Cao Laoting foudroya discrètement Jiang Yuan du regard en jurant intérieurement : Sale petite garce, quelle langue de vipère !
Deng Rui, voyant Jiang Yuan clouer le bec à Wang Xinyue, en éprouva un plaisir immense.
Cela dit, devant Cao Laoting et son mari, elle ne pouvait pas trop le montrer.
Elle fit mine de gronder : « Jiang Yuan, sois polie. »
« Mamie, Tata n'est pas impolie. » Une voix enfantine s'éleva ; le petit visage tout rond de Zhan Zhan était grave. « C'est eux qui ont embêté Maman les premiers ! »
« C'est vrai, grand frère a raison ! Et Tata aussi ! » renchérit Momo à côté, hochant vigoureusement sa petite tête.
Cao Laoting n'avait plus envie de se disputer avec Jiang Yuan, aussi glissa-t-elle habilement sur le sujet des jumeaux dragon-et-phénix de Jiang Die.
« Les deux enfants de Jiang Die sont vraiment bien élevés. »
Deng Rui répondit avec un sourire : « C'est parce que Xiao Die les a bien élevés. »
« Jiang Die se donne beaucoup de mal pour élever deux enfants toute seule. » Cao Laoting fixait Jiang Die, le calcul dissimulé au fond des yeux.
« Quand elle cherchera un compagnon, les gens la regarderont forcément de haut en apprenant qu'elle a deux enfants.

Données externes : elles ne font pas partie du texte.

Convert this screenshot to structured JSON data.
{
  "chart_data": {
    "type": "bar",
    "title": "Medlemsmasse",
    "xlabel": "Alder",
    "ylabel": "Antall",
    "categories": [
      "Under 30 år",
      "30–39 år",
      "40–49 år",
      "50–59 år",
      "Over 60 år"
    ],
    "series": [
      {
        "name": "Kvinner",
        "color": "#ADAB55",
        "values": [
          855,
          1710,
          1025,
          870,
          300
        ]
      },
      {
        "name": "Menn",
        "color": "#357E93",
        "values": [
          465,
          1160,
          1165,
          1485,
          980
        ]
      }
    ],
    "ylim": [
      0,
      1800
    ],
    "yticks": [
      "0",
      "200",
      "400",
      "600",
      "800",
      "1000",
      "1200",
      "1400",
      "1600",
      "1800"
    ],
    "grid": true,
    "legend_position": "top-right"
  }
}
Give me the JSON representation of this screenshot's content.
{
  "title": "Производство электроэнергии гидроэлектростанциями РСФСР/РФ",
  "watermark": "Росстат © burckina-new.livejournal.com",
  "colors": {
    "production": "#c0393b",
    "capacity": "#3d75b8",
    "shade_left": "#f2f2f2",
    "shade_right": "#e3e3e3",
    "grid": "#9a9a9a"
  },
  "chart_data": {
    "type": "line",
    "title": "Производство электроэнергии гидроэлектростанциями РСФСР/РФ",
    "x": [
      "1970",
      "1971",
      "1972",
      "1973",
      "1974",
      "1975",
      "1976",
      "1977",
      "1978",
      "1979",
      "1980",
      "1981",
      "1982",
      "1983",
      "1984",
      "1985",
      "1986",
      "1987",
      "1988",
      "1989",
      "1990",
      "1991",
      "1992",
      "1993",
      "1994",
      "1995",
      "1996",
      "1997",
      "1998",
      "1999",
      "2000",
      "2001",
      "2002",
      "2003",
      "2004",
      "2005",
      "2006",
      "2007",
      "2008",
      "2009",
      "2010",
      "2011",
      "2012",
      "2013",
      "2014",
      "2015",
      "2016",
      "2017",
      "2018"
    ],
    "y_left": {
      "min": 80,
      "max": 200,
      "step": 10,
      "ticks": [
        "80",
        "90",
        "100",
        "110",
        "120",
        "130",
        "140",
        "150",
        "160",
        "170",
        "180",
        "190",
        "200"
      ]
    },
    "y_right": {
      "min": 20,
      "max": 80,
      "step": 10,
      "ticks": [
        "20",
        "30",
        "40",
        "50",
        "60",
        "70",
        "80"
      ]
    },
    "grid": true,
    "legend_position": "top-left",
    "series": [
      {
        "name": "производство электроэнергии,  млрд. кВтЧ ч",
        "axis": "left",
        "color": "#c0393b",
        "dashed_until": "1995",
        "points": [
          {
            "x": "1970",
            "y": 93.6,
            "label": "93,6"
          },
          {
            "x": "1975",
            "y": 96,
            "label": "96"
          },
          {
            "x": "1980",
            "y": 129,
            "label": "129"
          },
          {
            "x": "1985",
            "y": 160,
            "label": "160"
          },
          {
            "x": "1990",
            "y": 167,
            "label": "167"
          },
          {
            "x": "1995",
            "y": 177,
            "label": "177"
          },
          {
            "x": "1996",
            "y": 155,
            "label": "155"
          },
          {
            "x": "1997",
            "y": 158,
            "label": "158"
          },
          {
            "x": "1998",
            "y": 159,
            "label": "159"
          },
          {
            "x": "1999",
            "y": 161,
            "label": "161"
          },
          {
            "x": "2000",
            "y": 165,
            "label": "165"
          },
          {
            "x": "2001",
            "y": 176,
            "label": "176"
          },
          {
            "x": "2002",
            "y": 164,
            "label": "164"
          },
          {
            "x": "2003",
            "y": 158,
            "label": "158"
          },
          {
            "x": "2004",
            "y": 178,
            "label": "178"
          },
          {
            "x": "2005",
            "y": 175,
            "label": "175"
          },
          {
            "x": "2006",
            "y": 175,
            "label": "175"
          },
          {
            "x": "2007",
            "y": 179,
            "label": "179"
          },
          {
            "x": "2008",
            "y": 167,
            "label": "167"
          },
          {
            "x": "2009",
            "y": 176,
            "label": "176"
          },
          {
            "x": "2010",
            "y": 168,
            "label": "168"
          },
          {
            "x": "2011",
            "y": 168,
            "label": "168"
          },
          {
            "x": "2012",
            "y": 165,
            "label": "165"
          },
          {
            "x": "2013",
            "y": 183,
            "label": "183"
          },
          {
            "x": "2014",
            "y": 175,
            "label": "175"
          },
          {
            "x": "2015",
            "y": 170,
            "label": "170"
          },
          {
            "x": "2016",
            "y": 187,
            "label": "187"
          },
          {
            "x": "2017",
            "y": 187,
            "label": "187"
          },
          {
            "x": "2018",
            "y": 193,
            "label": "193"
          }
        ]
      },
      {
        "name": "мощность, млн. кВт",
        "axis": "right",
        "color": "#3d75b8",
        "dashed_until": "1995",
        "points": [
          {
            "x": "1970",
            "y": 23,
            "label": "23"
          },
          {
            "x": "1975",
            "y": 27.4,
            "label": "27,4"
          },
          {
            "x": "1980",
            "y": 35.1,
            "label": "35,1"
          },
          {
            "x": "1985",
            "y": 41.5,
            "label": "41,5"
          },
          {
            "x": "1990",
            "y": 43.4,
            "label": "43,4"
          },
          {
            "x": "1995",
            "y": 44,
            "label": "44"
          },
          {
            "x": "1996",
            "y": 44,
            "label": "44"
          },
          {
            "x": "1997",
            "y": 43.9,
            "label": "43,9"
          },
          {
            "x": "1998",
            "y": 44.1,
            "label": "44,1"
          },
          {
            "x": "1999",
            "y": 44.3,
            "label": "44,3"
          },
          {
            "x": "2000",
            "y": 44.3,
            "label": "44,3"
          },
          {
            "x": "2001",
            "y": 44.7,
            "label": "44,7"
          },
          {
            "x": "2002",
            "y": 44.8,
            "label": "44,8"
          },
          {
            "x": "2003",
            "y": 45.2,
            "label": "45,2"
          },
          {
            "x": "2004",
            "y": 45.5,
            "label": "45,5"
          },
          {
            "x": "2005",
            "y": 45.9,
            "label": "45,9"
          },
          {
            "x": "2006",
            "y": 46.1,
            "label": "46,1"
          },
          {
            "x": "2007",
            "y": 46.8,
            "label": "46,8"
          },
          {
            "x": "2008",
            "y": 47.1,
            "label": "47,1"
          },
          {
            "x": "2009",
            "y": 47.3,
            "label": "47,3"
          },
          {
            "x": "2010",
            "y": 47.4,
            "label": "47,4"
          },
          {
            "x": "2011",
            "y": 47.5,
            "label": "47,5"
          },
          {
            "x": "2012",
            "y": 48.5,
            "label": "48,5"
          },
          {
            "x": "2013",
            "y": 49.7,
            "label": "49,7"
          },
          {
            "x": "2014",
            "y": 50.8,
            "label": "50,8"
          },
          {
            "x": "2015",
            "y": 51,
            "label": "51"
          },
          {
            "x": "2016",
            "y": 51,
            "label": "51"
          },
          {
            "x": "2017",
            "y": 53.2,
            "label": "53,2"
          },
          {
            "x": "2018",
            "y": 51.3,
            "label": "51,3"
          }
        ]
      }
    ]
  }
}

Ce n'est vraiment pas facile. »
Jiang Die écoutait en silence, sans répondre.
Deng Rui et Jiang Dashan échangèrent un regard.
Cao Laoting poursuivit : « J'ai vu Jiang Die grandir, et ça me fend le cœur de la voir mener une vie aussi dure ! »
« Oui, je me demande comment nous pourrions l'aider. » Le mari de Cao Laoting, Wang Hui, se joignit à la conversation.
Wang Xinyue : « Vous pourriez aider grande sœur Jiang Die à trouver un compagnon. »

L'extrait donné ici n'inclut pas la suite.